Renato CardosoSOB O OLHAR DE UM PROFESSOR

Série: “Sob o olhar de um professor” – Cap.#14 – Crônica: “Ansiedade, o outro lado da sala de aula” – Renato Cardoso

Série publicada aos domingos na Revista Entre Poetas & Poesias. Instagram: @professorrenatocardoso / @literaweb / @devaneiosdumpoeta / @revistaentrepoetas

ANSIEDADE, O OUTRO LADO DA SALA DE AULA
Renato Cardoso

Não estava nos meus planos escrever sobre ansiedade nesta obra, mas durante a produção dela, isso se tornou imperativo. Tudo que aqui será relatado tem um tom confessional muito forte. Um lado que poucos se ligam, a relação: professor x ansiedade.

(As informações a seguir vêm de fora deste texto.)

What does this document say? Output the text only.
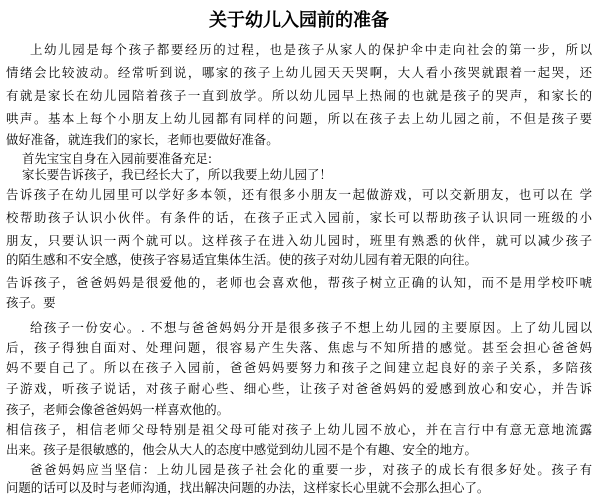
关于幼儿入园前的准备
上幼儿园是每个孩子都要经历的过程，也是孩子从家人的保护伞中走向社会的第一步，所以
情绪会比较波动。经常听到说，哪家的孩子上幼儿园天天哭啊，大人看小孩哭就跟着一起哭，还
有就是家长在幼儿园陪着孩子一直到放学。所以幼儿园早上热闹的也就是孩子的哭声，和家长的
哄声。基本上每个小朋友上幼儿园都有同样的问题，所以在孩子去上幼儿园之前，不但是孩子要
做好准备，就连我们的家长，老师也要做好准备。
首先宝宝自身在入园前要准备充足:
家长要告诉孩子，我已经长大了，所以我要上幼儿园了！
告诉孩子在幼儿园里可以学好多本领，还有很多小朋友一起做游戏，可以交新朋友，也可以在 学
校帮助孩子认识小伙伴。有条件的话，在孩子正式入园前，家长可以帮助孩子认识同一班级的小
朋友，只要认识一两个就可以。这样孩子在进入幼儿园时，班里有熟悉的伙伴，就可以减少孩子
的陌生感和不安全感，使孩子容易适宜集体生活。使的孩子对幼儿园有着无限的向往。
告诉孩子，爸爸妈妈是很爱他的，老师也会喜欢他，帮孩子树立正确的认知，而不是用学校吓唬
孩子。要
给孩子一份安心。. 不想与爸爸妈妈分开是很多孩子不想上幼儿园的主要原因。上了幼儿园以
后，孩子得独自面对、处理问题，很容易产生失落、焦虑与不知所措的感觉。甚至会担心爸爸妈
妈不要自己了。所以在孩子入园前，爸爸妈妈要努力和孩子之间建立起良好的亲子关系，多陪孩
子游戏，听孩子说话，对孩子耐心些、细心些，让孩子对爸爸妈妈的爱感到放心和安心，并告诉
孩子，老师会像爸爸妈妈一样喜欢他的。
相信孩子，相信老师父母特别是祖父母可能对孩子上幼儿园不放心，并在言行中有意无意地流露
出来。孩子是很敏感的，他会从大人的态度中感觉到幼儿园不是个有趣、安全的地方。
爸爸妈妈应当坚信：上幼儿园是孩子社会化的重要一步，对孩子的成长有很多好处。孩子有
问题的话可以及时与老师沟通，找出解决问题的办法，这样家长心里就不会那么担心了。
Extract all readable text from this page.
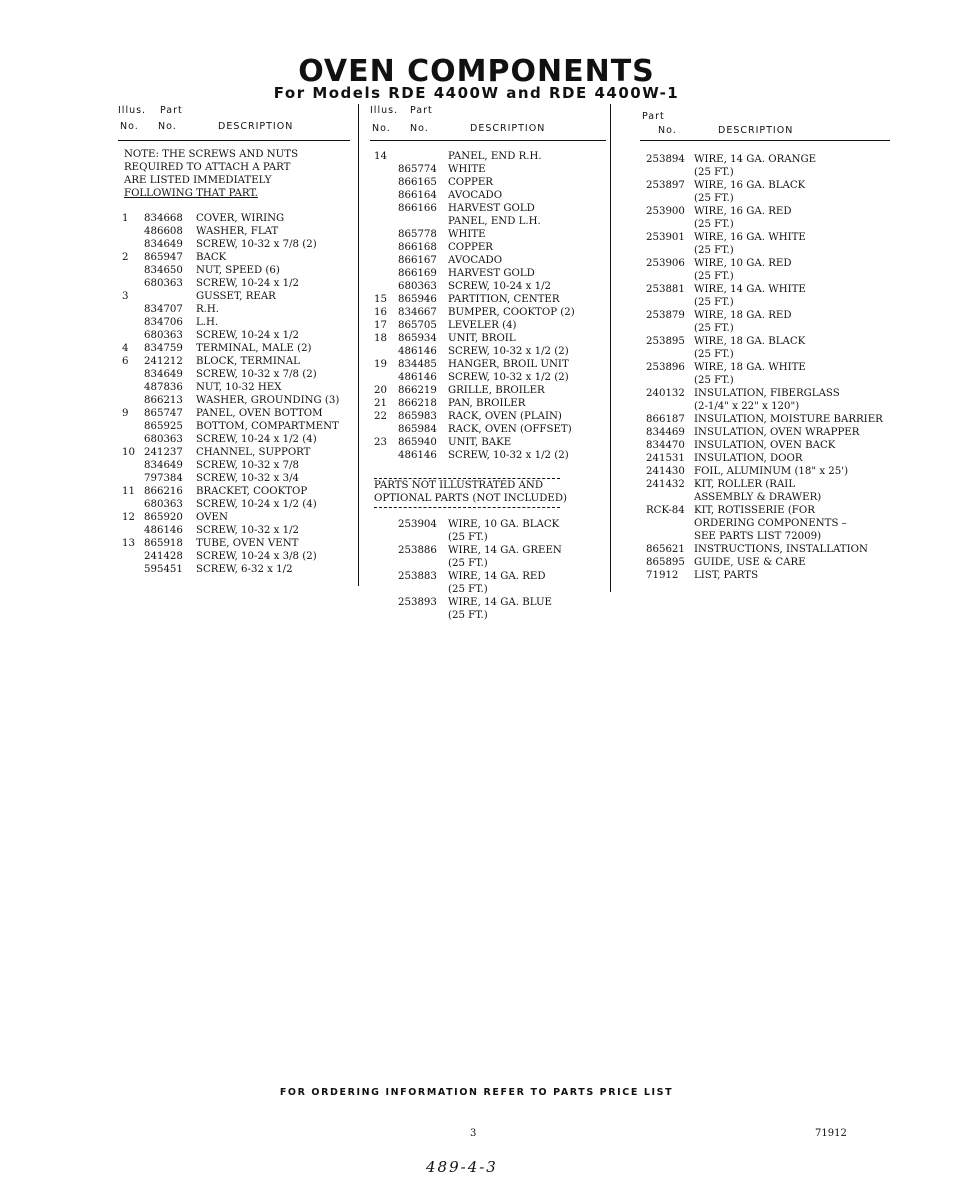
OVEN COMPONENTS
For Models RDE 4400W and RDE 4400W-1
Illus. Part
No. No.	DESCRIPTION
NOTE: THE SCREWS AND NUTS
REQUIRED TO ATTACH A PART
ARE LISTED IMMEDIATELY
FOLLOWING THAT PART.
1 834668 COVER, WIRING
486608 WASHER, FLAT
834649 SCREW, 10-32 x 7/8 (2)
2 865947 BACK
834650 NUT, SPEED (6)
680363 SCREW, 10-24 x 1/2
3	GUSSET, REAR
834707 R.H.
834706 L.H.
680363 SCREW, 10-24 x 1/2
4 834759 TERMINAL, MALE (2)
6 241212 BLOCK, TERMINAL
834649 SCREW, 10-32 x 7/8 (2)
487836 NUT, 10-32 HEX
866213 WASHER, GROUNDING (3)
9 865747 PANEL, OVEN BOTTOM
865925 BOTTOM, COMPARTMENT
680363 SCREW, 10-24 x 1/2 (4)
10 241237 CHANNEL, SUPPORT
834649 SCREW, 10-32 x 7/8
797384 SCREW, 10-32 x 3/4
11 866216 BRACKET, COOKTOP
680363 SCREW, 10-24 x 1/2 (4)
12 865920 OVEN
486146 SCREW, 10-32 x 1/2
13 865918 TUBE, OVEN VENT
241428 SCREW, 10-24 x 3/8 (2)
595451 SCREW, 6-32 x 1/2
Illus. Part
No. No.	DESCRIPTION
14	PANEL, END R.H.
865774 WHITE
866165 COPPER
866164 AVOCADO
866166 HARVEST GOLD
PANEL, END L.H.
865778 WHITE
866168 COPPER
866167 AVOCADO
866169 HARVEST GOLD
680363 SCREW, 10-24 x 1/2
15 865946 PARTITION, CENTER
16 834667 BUMPER, COOKTOP (2)
17 865705 LEVELER (4)
18 865934 UNIT, BROIL
486146 SCREW, 10-32 x 1/2 (2)
19 834485 HANGER, BROIL UNIT
486146 SCREW, 10-32 x 1/2 (2)
20 866219 GRILLE, BROILER
21 866218 PAN, BROILER
22 865983 RACK, OVEN (PLAIN)
865984 RACK, OVEN (OFFSET)
23 865940 UNIT, BAKE
486146 SCREW, 10-32 x 1/2 (2)
PARTS NOT ILLUSTRATED AND
OPTIONAL PARTS (NOT INCLUDED)
253904 WIRE, 10 GA. BLACK
(25 FT.)
253886 WIRE, 14 GA. GREEN
(25 FT.)
253883 WIRE, 14 GA. RED
(25 FT.)
253893 WIRE, 14 GA. BLUE
(25 FT.)
Part
No.	DESCRIPTION
253894 WIRE, 14 GA. ORANGE
(25 FT.)
253897 WIRE, 16 GA. BLACK
(25 FT.)
253900 WIRE, 16 GA. RED
(25 FT.)
253901 WIRE, 16 GA. WHITE
(25 FT.)
253906 WIRE, 10 GA. RED
(25 FT.)
253881 WIRE, 14 GA. WHITE
(25 FT.)
253879 WIRE, 18 GA. RED
(25 FT.)
253895 WIRE, 18 GA. BLACK
(25 FT.)
253896 WIRE, 18 GA. WHITE
(25 FT.)
240132 INSULATION, FIBERGLASS
(2-1/4" x 22" x 120")
866187 INSULATION, MOISTURE BARRIER
834469 INSULATION, OVEN WRAPPER
834470 INSULATION, OVEN BACK
241531 INSULATION, DOOR
241430 FOIL, ALUMINUM (18" x 25')
241432 KIT, ROLLER (RAIL
ASSEMBLY & DRAWER)
RCK-84 KIT, ROTISSERIE (FOR
ORDERING COMPONENTS –
SEE PARTS LIST 72009)
865621 INSTRUCTIONS, INSTALLATION
865895 GUIDE, USE & CARE
71912 LIST, PARTS

FOR ORDERING INFORMATION REFER TO PARTS PRICE LIST

3	71912
489-4-3
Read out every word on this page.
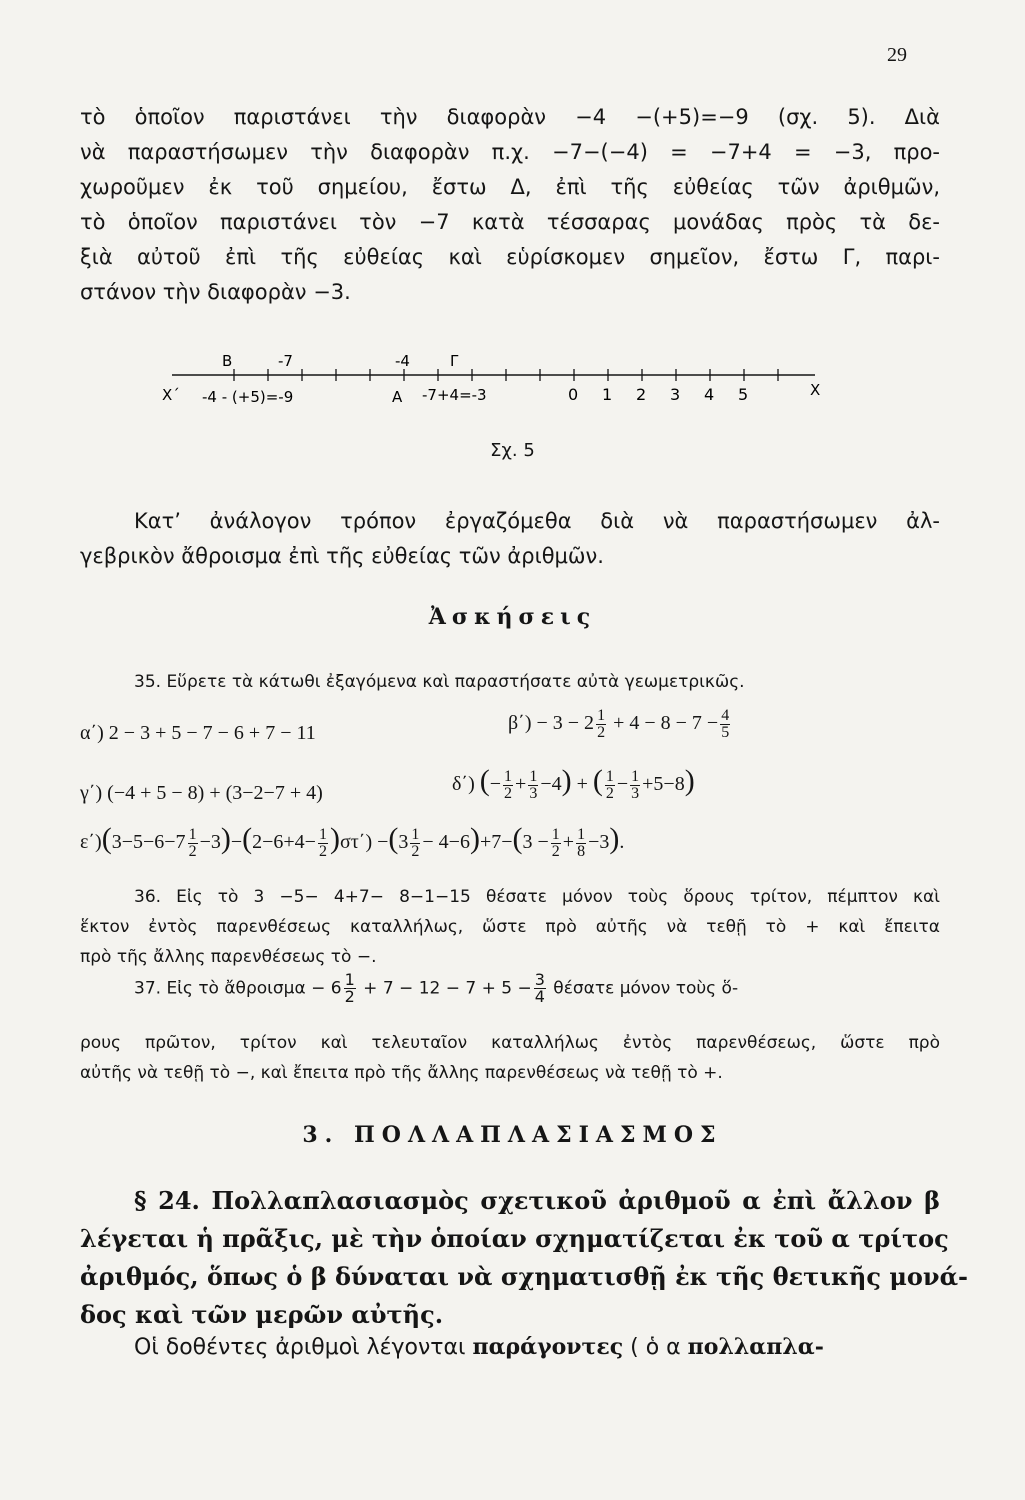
29

τὸ ὁποῖον παριστάνει τὴν διαφορὰν −4 −(+5)=−9 (σχ. 5). Διὰ
νὰ παραστήσωμεν τὴν διαφορὰν π.χ. −7−(−4) = −7+4 = −3, προ-
χωροῦμεν ἐκ τοῦ σημείου, ἔστω Δ, ἐπὶ τῆς εὐθείας τῶν ἀριθμῶν,
τὸ ὁποῖον παριστάνει τὸν −7 κατὰ τέσσαρας μονάδας πρὸς τὰ δε-
ξιὰ αὐτοῦ ἐπὶ τῆς εὐθείας καὶ εὑρίσκομεν σημεῖον, ἔστω Γ, παρι-
στάνον τὴν διαφορὰν −3.

B	-7	-4	Γ
X΄ -4 - (+5)=-9	A -7+4=-3	0 1 2 3 4 5	X
Σχ. 5

Κατ’ ἀνάλογον τρόπον ἐργαζόμεθα διὰ νὰ παραστήσωμεν ἀλ-
γεβρικὸν ἄθροισμα ἐπὶ τῆς εὐθείας τῶν ἀριθμῶν.

Ἀσκήσεις
35. Εὕρετε τὰ κάτωθι ἐξαγόμενα καὶ παραστήσατε αὐτὰ γεωμετρικῶς.
α΄) 2 − 3 + 5 − 7 − 6 + 7 − 11	$\beta΄) - 3 - 2 \frac{1}{2} + 4 - 8 - 7 - \frac{4}{5}$
γ΄) (−4 + 5 − 8) + (3−2−7 + 4)	δ΄) (− $\frac{1}{2} + \frac{1}{3} -4$) + ( $\frac{1}{2} - \frac{1}{3} +5-8$)
$\varepsilon΄)(3-5-6-7 \frac{1}{2} -3)-(2-6+4- \frac{1}{2} )\sigma\tau΄) -(3 \frac{1}{2} - 4-6)+7-(3 - \frac{1}{2} + \frac{1}{8} -3)$.

36. Εἰς τὸ 3 −5− 4+7− 8−1−15 θέσατε μόνον τοὺς ὅρους τρίτον, πέμπτον καὶ
ἕκτον ἐντὸς παρενθέσεως καταλλήλως, ὥστε πρὸ αὐτῆς νὰ τεθῇ τὸ + καὶ ἔπειτα
πρὸ τῆς ἄλλης παρενθέσεως τὸ −.

37. Εἰς τὸ ἄθροισμα − $6 \frac{1}{2} + 7 - 12 - 7 + 5 - \frac{3}{4}$ θέσατε μόνον τοὺς ὅ-

ρους πρῶτον, τρίτον καὶ τελευταῖον καταλλήλως ἐντὸς παρενθέσεως, ὥστε πρὸ
αὐτῆς νὰ τεθῇ τὸ −, καὶ ἔπειτα πρὸ τῆς ἄλλης παρενθέσεως νὰ τεθῇ τὸ +.

3. ΠΟΛΛΑΠΛΑΣΙΑΣΜΟΣ

§ 24. Πολλαπλασιασμὸς σχετικοῦ ἀριθμοῦ α ἐπὶ ἄλλον β
λέγεται ἡ πρᾶξις, μὲ τὴν ὁποίαν σχηματίζεται ἐκ τοῦ α τρίτος
ἀριθμός, ὅπως ὁ β δύναται νὰ σχηματισθῇ ἐκ τῆς θετικῆς μονά-
δος καὶ τῶν μερῶν αὐτῆς.

Οἱ δοθέντες ἀριθμοὶ λέγονται παράγοντες ( ὁ α πολλαπλα-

Eu sempre fui uma pessoa ansiosa (antes eu confundia com curiosidade, mas não era). Com o tempo, eu percebi que as coisas eram mais sérias do que eu pensava, que poderiam fugir do meu controle.

A ansiedade, para mim, sempre foi um sentimento (se assim podemos chamar) controlável. Sabia que tinha, tomava todos os cuidados para não ter, e, quando tinha, logo suprimia.

O tempo foi passando, as responsabilidades aumentando e a possibilidade de fuga diminuindo. Fugir era tudo que eu mais queria. E fugir foi tudo que eu não pude fazer (e não posso). Minha ansiedade está diretamente ligada ao meu senso de responsabilidade.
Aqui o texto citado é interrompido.